Bei einer Baufinanzierung geht es üblicherweise immer um größere Summen. Das hat zur Folge, dass sich auch kleine Unterschiede bei den Zinsen bei den Gesamtkosten spürbar auswirken können. Diese Tatsache sollte man sich als potentieller Bauherr zunutze machen, um sich mit günstigen Angeboten die niedrigsten Gesamtkosten für den Hausbau zu sichern, die der Markt aktuell hergibt.

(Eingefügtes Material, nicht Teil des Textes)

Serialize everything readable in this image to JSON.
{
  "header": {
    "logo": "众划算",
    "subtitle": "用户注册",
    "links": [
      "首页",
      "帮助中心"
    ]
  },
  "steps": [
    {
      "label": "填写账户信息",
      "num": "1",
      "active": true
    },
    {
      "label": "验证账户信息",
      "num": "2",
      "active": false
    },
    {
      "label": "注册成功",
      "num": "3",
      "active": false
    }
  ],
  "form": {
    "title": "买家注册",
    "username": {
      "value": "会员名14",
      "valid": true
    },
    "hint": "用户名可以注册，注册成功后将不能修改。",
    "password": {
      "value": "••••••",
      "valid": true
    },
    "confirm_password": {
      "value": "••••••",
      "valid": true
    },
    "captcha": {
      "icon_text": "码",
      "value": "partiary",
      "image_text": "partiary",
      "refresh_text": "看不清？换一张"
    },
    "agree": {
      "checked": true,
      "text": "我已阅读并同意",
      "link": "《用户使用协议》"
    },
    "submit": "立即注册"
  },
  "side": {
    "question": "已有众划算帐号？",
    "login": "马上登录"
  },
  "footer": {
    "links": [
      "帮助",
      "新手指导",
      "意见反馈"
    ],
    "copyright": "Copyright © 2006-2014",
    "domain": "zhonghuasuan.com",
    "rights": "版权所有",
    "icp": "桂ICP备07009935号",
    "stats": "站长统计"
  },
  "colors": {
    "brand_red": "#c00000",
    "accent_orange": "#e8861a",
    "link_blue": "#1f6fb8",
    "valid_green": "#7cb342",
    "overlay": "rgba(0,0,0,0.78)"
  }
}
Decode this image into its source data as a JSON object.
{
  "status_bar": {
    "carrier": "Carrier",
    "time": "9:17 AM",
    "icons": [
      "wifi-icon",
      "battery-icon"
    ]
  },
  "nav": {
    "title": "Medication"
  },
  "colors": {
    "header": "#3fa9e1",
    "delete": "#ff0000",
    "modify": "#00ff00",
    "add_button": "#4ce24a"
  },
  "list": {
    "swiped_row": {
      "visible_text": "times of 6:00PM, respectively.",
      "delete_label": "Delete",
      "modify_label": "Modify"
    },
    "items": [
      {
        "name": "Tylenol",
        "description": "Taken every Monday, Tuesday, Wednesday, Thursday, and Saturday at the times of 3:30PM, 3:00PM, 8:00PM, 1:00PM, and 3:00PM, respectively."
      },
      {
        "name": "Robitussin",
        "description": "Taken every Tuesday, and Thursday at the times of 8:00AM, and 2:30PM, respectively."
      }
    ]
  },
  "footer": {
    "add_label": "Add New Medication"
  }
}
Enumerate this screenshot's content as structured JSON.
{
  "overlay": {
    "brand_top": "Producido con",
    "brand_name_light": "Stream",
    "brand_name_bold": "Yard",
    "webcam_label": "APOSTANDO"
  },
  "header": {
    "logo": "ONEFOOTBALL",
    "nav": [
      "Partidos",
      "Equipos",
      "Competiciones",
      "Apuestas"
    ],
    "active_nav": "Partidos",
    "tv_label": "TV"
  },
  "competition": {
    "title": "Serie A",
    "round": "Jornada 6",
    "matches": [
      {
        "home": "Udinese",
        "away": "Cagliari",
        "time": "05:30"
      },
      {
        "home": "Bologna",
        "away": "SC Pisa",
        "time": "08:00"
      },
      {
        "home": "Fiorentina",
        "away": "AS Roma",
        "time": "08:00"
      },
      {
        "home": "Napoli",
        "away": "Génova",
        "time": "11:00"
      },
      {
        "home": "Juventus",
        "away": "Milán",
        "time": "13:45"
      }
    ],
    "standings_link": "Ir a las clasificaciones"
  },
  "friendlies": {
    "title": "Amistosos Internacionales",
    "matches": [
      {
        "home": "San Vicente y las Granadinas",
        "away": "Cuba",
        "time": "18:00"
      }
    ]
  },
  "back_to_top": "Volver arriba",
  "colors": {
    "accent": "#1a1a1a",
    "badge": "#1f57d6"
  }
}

Ein gutes Mittel zum Vergleich der Angebote sind die Hypothekenrechner und Tilgungsrechner. Sie geben dem Nutzer die Möglichkeit, sich ausgehend von der benötigten Kreditsumme über Veränderungen der Laufzeit oder der zu zahlenden Annuität einen Überblick verschaffen zu können. Auch umgekehrt ist mit dem Tilgungsrechner und dem Hypothekenrechner ein Vergleich der Angebote möglich. So kann man seine mögliche Rate eingeben und über Veränderungen der Laufzeit heraus finden, welche Kreditsumme man wo zu den besten Konditionen bekommen kann. Dabei sollte man auch mit berücksichtigen, dass es manchmal wirtschaftlich Sinn macht, eine größere Hypothek in zwei kleinere oder in eine Hypothek und einen zweckfreien Konsumkredit aufzuteilen.
Wissen sollte man allerdings auch, dass die Hypothekenrechner und Tilgungsrechner verschiedene individuelle Faktoren nicht mit berücksichtigen können. Sie gehen immer von optimalen Bedingungen aus. Das bedeutet im Einzelnen, dass der potentielle Kreditnehmer die bestmögliche Bonität hat, die Hypothek auf dem ersten Rang im Grundbuch eingetragen werden kann und die Vorgaben der Bank hinsichtlich des Anteils der Finanzierung am ermittelten Beleihungswert eingehalten werden. Schon kleinere Abweichungen können hier zu sehr deutlichen Veränderungen der zu entrichtenden Zinsen führen. Sowohl der Hypothekenrechner als auch der Tilgungsrechner können also nur dazu dienen, sich einen groben Überblick über die vorhandenen Angebote zu verschaffen. Danach ist immer ein persönlicher Kontakt mit der anbietenden Bank notwendig, um ein endgültiges Angebot unter Berücksichtung aller Faktoren des Einzelfalls bekommen zu können.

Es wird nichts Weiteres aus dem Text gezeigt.